Russia's modest renewable energy infrastructure will be given a funding boost with a 6.3bn rouble (185m euro) loan, allotted to modernising an aging hydroelectric power complex.


Renovation work funded with the European Bank for Reconstruction and Development (EBRD) loan will increase the life of nine power stations along the Volga-Kama cascade, one of Russia’s biggest hydropower sources, by at least 25 years.

Renovating the power stations’ turbines, generators and transformers is expected to cost at least 26bn roubles in total.

Hydro-power provides a fifth of Russia’s power, and is the main green energy source in a country rich in fossil fuel resources where renewables are only just emerging.

The EBRD has tried to accelerate their emergence with this and previous loans. In 1998, the bank provided a 1m euro grant to the Mutnovskiy geothermal plant in Kamchatka.
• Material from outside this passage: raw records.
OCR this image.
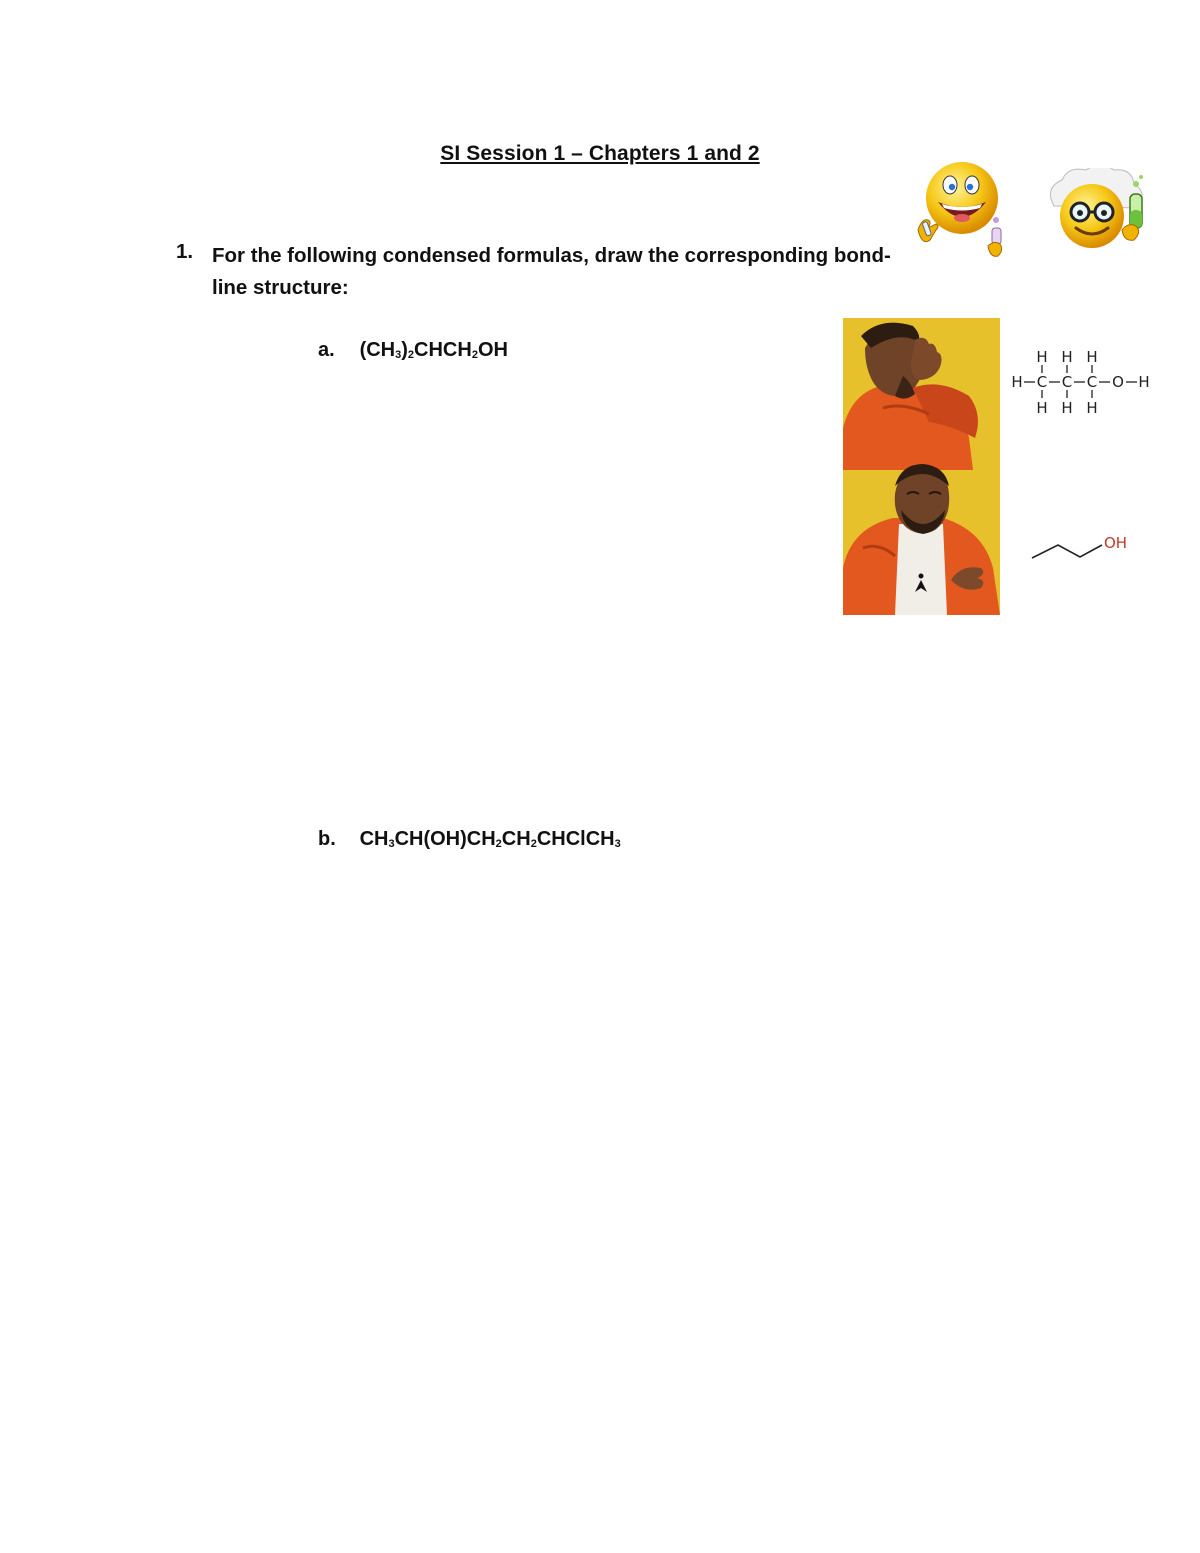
SI Session 1 – Chapters 1 and 2
1. For the following condensed formulas, draw the corresponding bond-line structure:
a. $(CH_3)_2CHCH_2OH$
b. $CH_3CH(OH)CH_2CH_2CHClCH_3$
H H H
H C C C O H
H H H
OH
Energy company HydroOGK, the owner of the Volga-Kama hydro-power plants, will use the ERBD loan to consolidate a number of hydro-power plants into what is to become the world’s second largest hydroelectric company.

With a capacity of 23.3 GW, the Russian hydro-giant will only be surpassed by Canada’s Hydro Quebec.

Although other renewable power sources are yet to make it big in Russia, the EBRD is also planning to develop a regulatory framework for wind farms, using a 165,000 euro grant from the Spanish government.